- Born: 1966 (age 59–60) Le Mans, Pays de la Loire, France
- Education: Conservatoire de Paris;
- Occupations: Violist; music educator;
- Years active: 1990–present

= Sabine Toutain =

French violinist (born 1966)

Sabine Toutain (born in 1966) is a contemporary French violist.

== Biography ==
=== Training and prizes ===
Sabine Toutain was born in Le Mans in 1966; she began her musical studies there and then entered the Conservatoire de Paris in 1982.

In 1984, she won the First Prize of alto in Serge Collot's class and first prize in chamber music with Bruno Pasquier. She perfected herself in Jean Moullière's string quartet class in order to take part in international competitions. She was then a finalist in the Eurovision competition for young musicians and a prize-winner of the Maurice Vieux International Viola Competition. Finally, she won the second prize at the Geneva International Music Competition and the Jacques Murgier Prize at the international competition of Reims.

=== Career ===
Since 1990, she has been performing in many European concert halls and festivals, either as a soloist (Bartok and Walton's concertos with the Orchestre national de France for example) or as part of the Turner Trio concerts where she played with two other musicians of the Orchestre national: harpist Isabelle Perrin and flautist Philippe Pierlot.

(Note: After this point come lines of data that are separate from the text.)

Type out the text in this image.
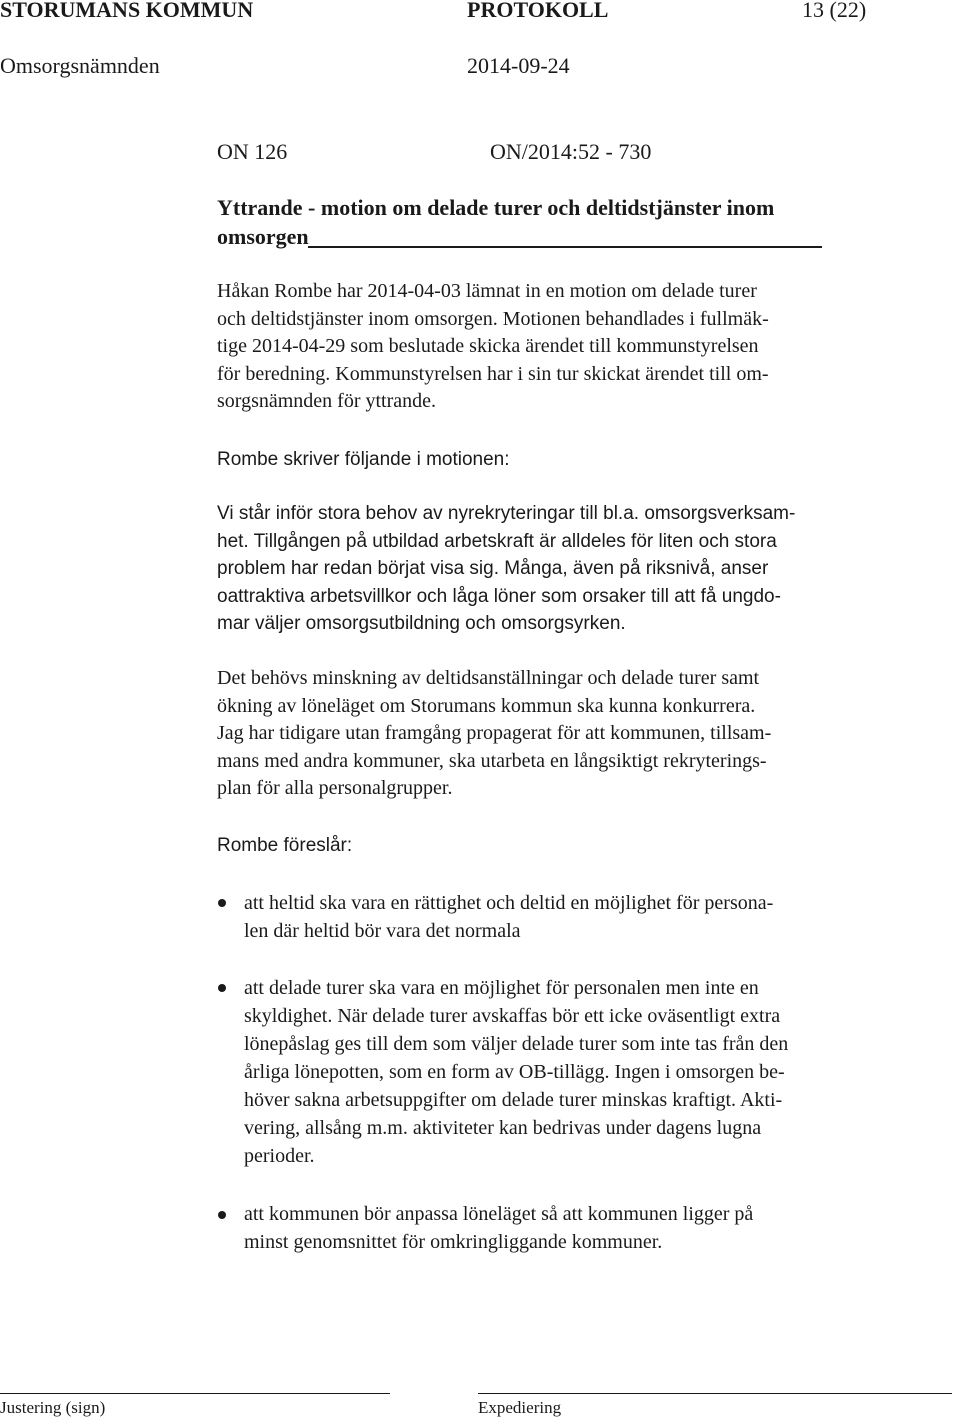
STORUMANS KOMMUN	PROTOKOLL	13 (22)
Omsorgsnämnden	2014-09-24
ON 126	ON/2014:52 - 730
Yttrande - motion om delade turer och deltidstjänster inom
omsorgen
Håkan Rombe har 2014-04-03 lämnat in en motion om delade turer
och deltidstjänster inom omsorgen. Motionen behandlades i fullmäk-
tige 2014-04-29 som beslutade skicka ärendet till kommunstyrelsen
för beredning. Kommunstyrelsen har i sin tur skickat ärendet till om-
sorgsnämnden för yttrande.
Rombe skriver följande i motionen:
Vi står inför stora behov av nyrekryteringar till bl.a. omsorgsverksam-
het. Tillgången på utbildad arbetskraft är alldeles för liten och stora
problem har redan börjat visa sig. Många, även på riksnivå, anser
oattraktiva arbetsvillkor och låga löner som orsaker till att få ungdo-
mar väljer omsorgsutbildning och omsorgsyrken.
Det behövs minskning av deltidsanställningar och delade turer samt
ökning av löneläget om Storumans kommun ska kunna konkurrera.
Jag har tidigare utan framgång propagerat för att kommunen, tillsam-
mans med andra kommuner, ska utarbeta en långsiktigt rekryterings-
plan för alla personalgrupper.
Rombe föreslår:
att heltid ska vara en rättighet och deltid en möjlighet för persona-
len där heltid bör vara det normala
att delade turer ska vara en möjlighet för personalen men inte en
skyldighet. När delade turer avskaffas bör ett icke oväsentligt extra
lönepåslag ges till dem som väljer delade turer som inte tas från den
årliga lönepotten, som en form av OB-tillägg. Ingen i omsorgen be-
höver sakna arbetsuppgifter om delade turer minskas kraftigt. Akti-
vering, allsång m.m. aktiviteter kan bedrivas under dagens lugna
perioder.
att kommunen bör anpassa löneläget så att kommunen ligger på
minst genomsnittet för omkringliggande kommuner.
Justering (sign)	Expediering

She is the dedicatee of new works, notably Episode Six by Betsy Jolas and in 1989 Chant II by Ramon Lazkano, for viola and tapes.

=== Teaching ===
She is passionate about teaching, and since 2000 has been teaching the viola at the Conservatoire de Paris.

== Discography ==
Sabine Toutain notably recorded the Goldberg Variations (string trio) by Johann Sebastian Bach, trios and sonatas by Arnold Bax, the Sonata for flute, viola and harp by Claude Debussy, the sextuor pour piano, cordes et vent by Ernst von Dohnányi, Itinerario de Luz by Enrique Macias, the concerto for viola and orchestra by Serge Nigg, Metamorphosen by Richard Strauss. etc.